Looking at these, it’s clear that the Doppelganger’s strengths are found more in storytelling than combat. Because in an actual fight, it will neither prove interesting, nor difficult. You can murder it pretty quickly, regardless of your level. With the aforementioned abilities, you can certainly make it trickier. That, or you can add some interesting narrative elements to the fight. But the battle itself won’t be all that memorable or fun.

Make sure you know your player’s backstory. That way, you can really fuck with them.


Alright, I admit it. This guy is way cooler than I thought it would be. The lore is interesting, the design is… kind of pointless, but it’s cool! The only really strong aspect is the fight itself. Unfortunately, that’s kind of a big one.

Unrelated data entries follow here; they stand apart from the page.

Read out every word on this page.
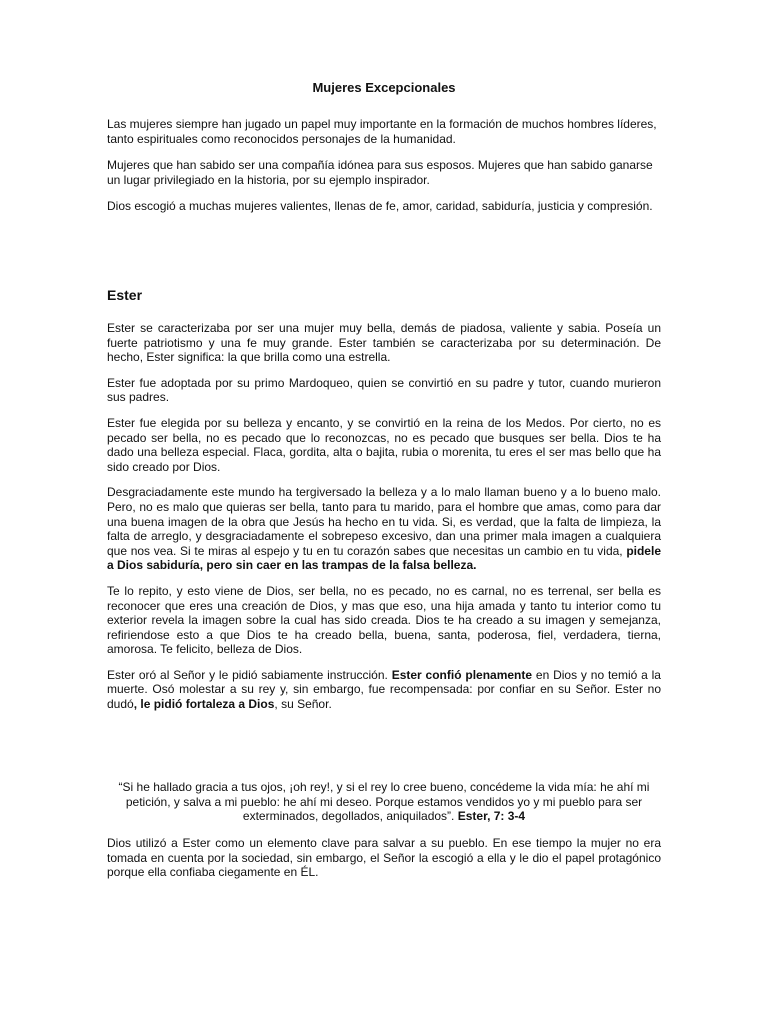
Mujeres Excepcionales

Las mujeres siempre han jugado un papel muy importante en la formación de muchos hombres líderes, tanto espirituales como reconocidos personajes de la humanidad.

Mujeres que han sabido ser una compañía idónea para sus esposos. Mujeres que han sabido ganarse un lugar privilegiado en la historia, por su ejemplo inspirador.

Dios escogió a muchas mujeres valientes, llenas de fe, amor, caridad, sabiduría, justicia y compresión.

Ester

Ester se caracterizaba por ser una mujer muy bella, demás de piadosa, valiente y sabia. Poseía un fuerte patriotismo y una fe muy grande. Ester también se caracterizaba por su determinación. De hecho, Ester significa: la que brilla como una estrella.

Ester fue adoptada por su primo Mardoqueo, quien se convirtió en su padre y tutor, cuando murieron sus padres.

Ester fue elegida por su belleza y encanto, y se convirtió en la reina de los Medos. Por cierto, no es pecado ser bella, no es pecado que lo reconozcas, no es pecado que busques ser bella. Dios te ha dado una belleza especial. Flaca, gordita, alta o bajita, rubia o morenita, tu eres el ser mas bello que ha sido creado por Dios.

Desgraciadamente este mundo ha tergiversado la belleza y a lo malo llaman bueno y a lo bueno malo. Pero, no es malo que quieras ser bella, tanto para tu marido, para el hombre que amas, como para dar una buena imagen de la obra que Jesús ha hecho en tu vida. Si, es verdad, que la falta de limpieza, la falta de arreglo, y desgraciadamente el sobrepeso excesivo, dan una primer mala imagen a cualquiera que nos vea. Si te miras al espejo y tu en tu corazón sabes que necesitas un cambio en tu vida, pidele a Dios sabiduría, pero sin caer en las trampas de la falsa belleza.

Te lo repito, y esto viene de Dios, ser bella, no es pecado, no es carnal, no es terrenal, ser bella es reconocer que eres una creación de Dios, y mas que eso, una hija amada y tanto tu interior como tu exterior revela la imagen sobre la cual has sido creada. Dios te ha creado a su imagen y semejanza, refiriendose esto a que Dios te ha creado bella, buena, santa, poderosa, fiel, verdadera, tierna, amorosa. Te felicito, belleza de Dios.

Ester oró al Señor y le pidió sabiamente instrucción. Ester confió plenamente en Dios y no temió a la muerte. Osó molestar a su rey y, sin embargo, fue recompensada: por confiar en su Señor. Ester no dudó, le pidió fortaleza a Dios, su Señor.

“Si he hallado gracia a tus ojos, ¡oh rey!, y si el rey lo cree bueno, concédeme la vida mía: he ahí mi petición, y salva a mi pueblo: he ahí mi deseo. Porque estamos vendidos yo y mi pueblo para ser exterminados, degollados, aniquilados”. Ester, 7: 3-4

Dios utilizó a Ester como un elemento clave para salvar a su pueblo. En ese tiempo la mujer no era tomada en cuenta por la sociedad, sin embargo, el Señor la escogió a ella y le dio el papel protagónico porque ella confiaba ciegamente en ÉL.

Friendly reminder that Dungeons and Dragons is a game, not a novelist’s tool kit.

With all that in mind, let’s put the Doppelganger on the Best of the Bestiary!

  1. Beholder
  2. Death Tyrant
  3. Couatl
  4. Behir
  5. Aboleth
  6. Chuul
  7. Chimera
  8. Death Knight
  9. Bone Devil
  10. Ankheg
  11. Shadow Demon
  12. Marilith
  13. Aarackockra
  14. Azer
  15. Demilich
  16. Spectator
  17. Cambion
  18. Animated Armor
  19. Banshee
  20. Basilisk
  21. Yochlol
  22. Bulette
  23. Cloaker
  24. Darkmantle
  25. Doppelganger <—————
  26. Pit Fiend
  27. Erinyes
  28. Chain Devil
  29. Bearded Devil
  30. Barbed Devil
  31. Spined Devil
  32. Ice Devil
  33. Nalfeshnee
  34. Glabrezu
  35. Chasme
  36. Barlgura
  37. Horned Devil
  38. Balor
  39. Vrock
  40. Dretch
  41. Goristro
  42. Hezrou
  43. Manes
  44. Quasit
  45. Planetar
  46. Imp
  47. Displacer Beast
  48. Carrion Crawler
  49. Rug of Smothering
  50. Bugbear Chief
  51. Bugbear
  52. Vine Blight
  53. Twig Blight
  54. Needle Blight
  55. Bullywug
  56. Cockatrice
  57. Lemure
  58. Solar
  59. Deva
  60. Cyclops
  61. Centaur
  62. Dinosaurs (All six of them)
  63. Flying Sword
  64. Crawling Claw

Placing this son of a bitch was tricky as hell. Ultimately, I decided that the strong lore and decent design earned it a place higher up on the list. But the forgettable encounter keeps it from the top.

And now, if you’ll excuse me. I’m going to be in Dragon territory for the next year. Or two. There are a lot of these fuckers and a lot of lore to go with them.

Well, I guess I can’t complain. It is Dungeons and Dragons, after all.